Washington, U.S. the Center for Science in the Public Interest notified Crystal Light’s manufacturer, Kraft Foods, on January 9 that it will be sued if it continues to use the word “natural” in connection with its Natural Lemonade, Natural Pink Lemonade, Natural Lemon Iced Tea, and Natural Lemon Decaffeinated Iced Tea.

Crystal Light’s “Natural” lemonade and iced tea mixes contain several decidedly unnatural ingredients, including the artificial sweeteners aspartame and acesulfame-potassium, artificial colors such as Red 40, Yellow 5, and Blue 1, the factory-produced texturizer maltodextrin, and the controversial synthetic preservative butylated hydroxyanisole, or BHA.

“Consumers are increasingly looking for ‘natural’ products because they expect them to be free of artificial sweeteners, dyes, preservatives, and other industrially created ingredients,” said CSPI litigation director Stephen Gardner.  “Crystal Light, which is almost all chemicals and almost no actual food, is the last product on Earth that should be masquerading as ‘natural.’”

CSPI’s notification to Kraft is one of three such demand letters the non-profit nutrition and food-safety watchdog group sent to major food companies.

Other notifications, which are required by law in some states to be sent before suits may be filed, were sent to Smart Balance about unauthorized and illegal claims on its Smart Balance Blended Butter Sticks and Abbott Laboratories for deceptive and misleading practices with regard to its Ensure Nutrition Shakes.

The second of CSPI’s pre-litigation notices was sent to Paramus, NJ-based Smart Balance, Inc., which markets, among other things, Smart Balance Blended Butter Sticks, whose labels claim in big print to “help block cholesterol.”

The smaller print indicates that the product’s plant sterol esters help block cholesterol in the butter, but CSPI told the company that that statement is an illegal disease-prevention claim as well as an illegal health claim.

Finally, CSPI is instructing Abbott Laboratories that it will face a lawsuit if it continues to make deceptive and illegal claims in connection with its Ensure Complete Nutrition Shake and Ensure Muscle Health Shake.

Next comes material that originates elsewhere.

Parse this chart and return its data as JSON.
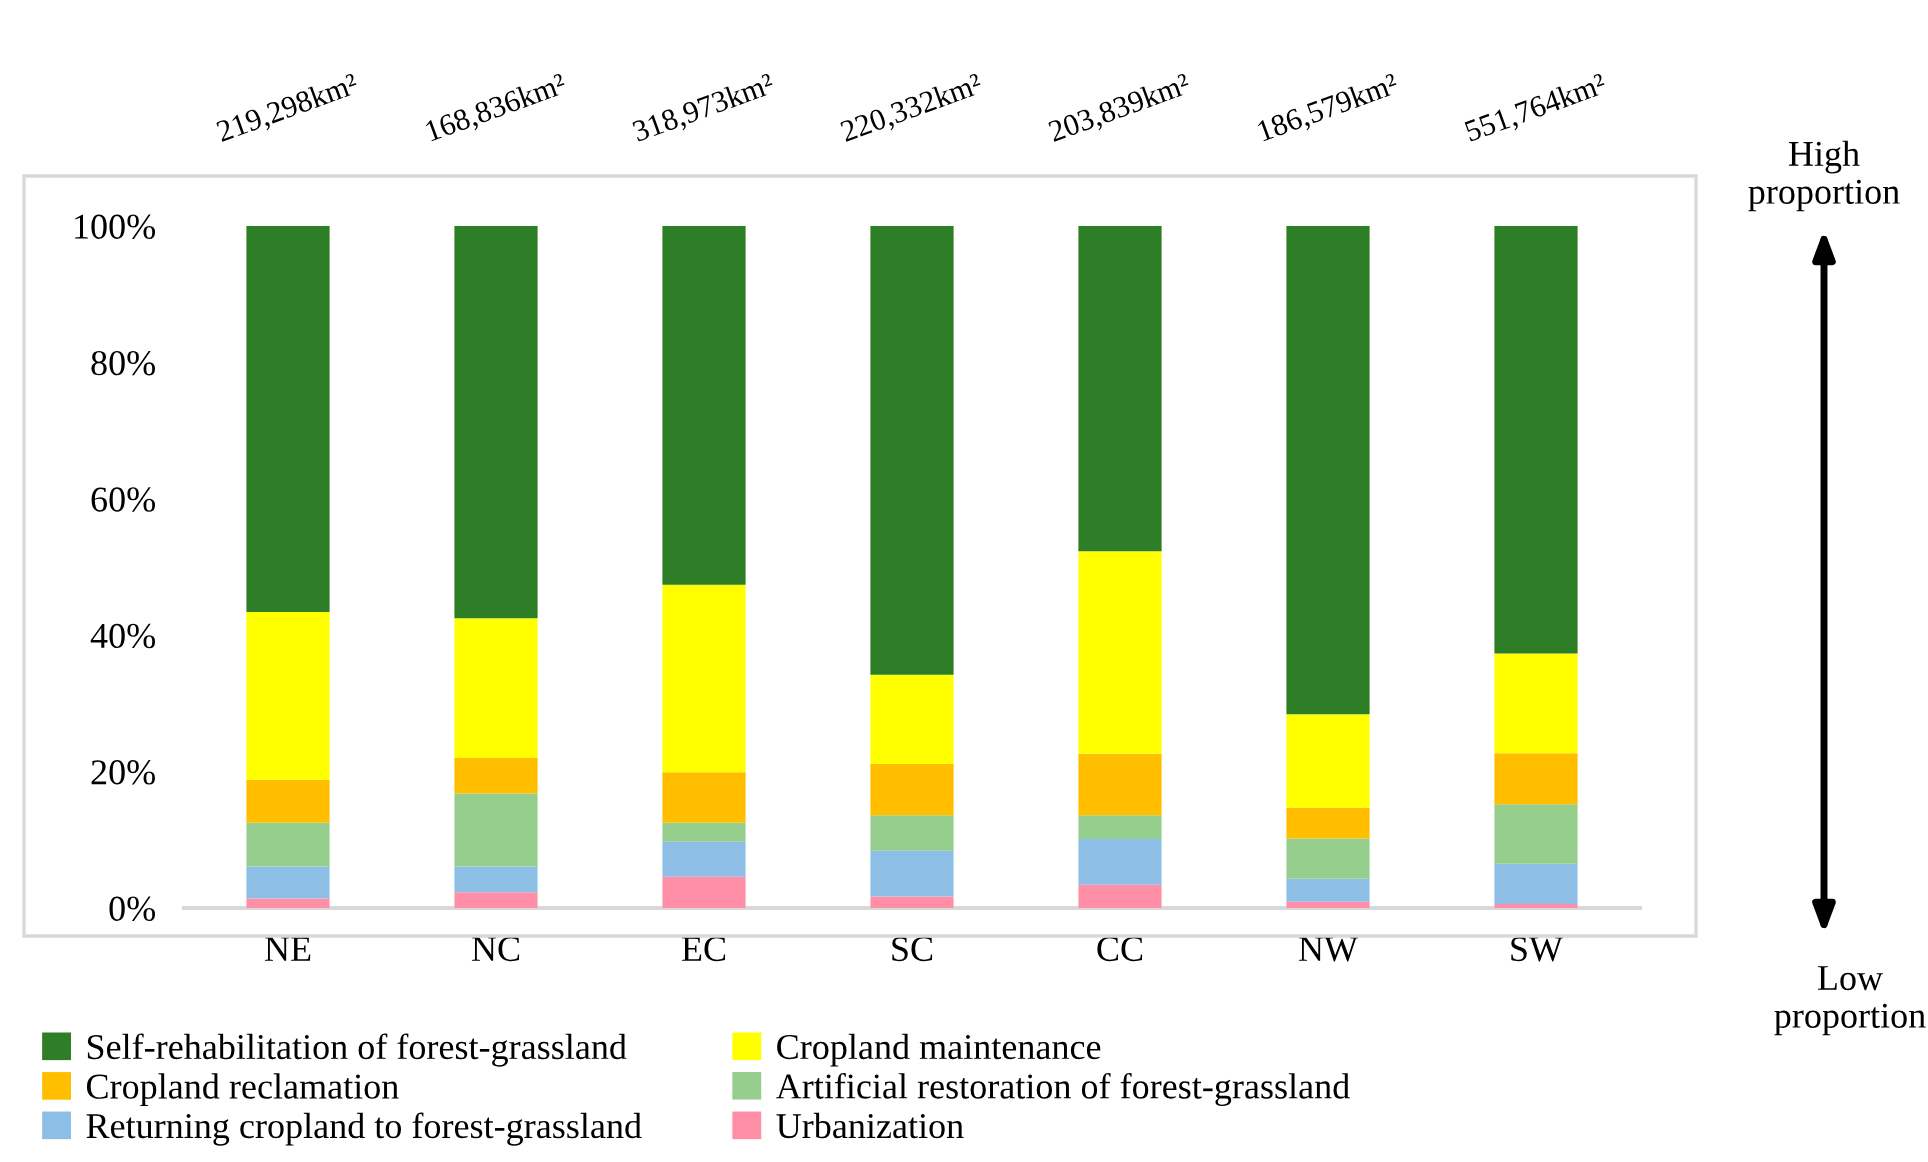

Abbott markets these shakes to the general public as a twice daily “habit that could help you feel better,” and as “part of a healthy diet.”

Made mostly of water, sugar, and corn maltodextrin, Ensure Complete has 350 calories and Ensure Muscle has 250 calories.

“In a perfect world, agencies such as the Food and Drug Administration and the Federal Trade Commission would be aggressively policing the marketplace and taking enforcement action against companies like these,” said CSPI executive director Michael F. Jacobson.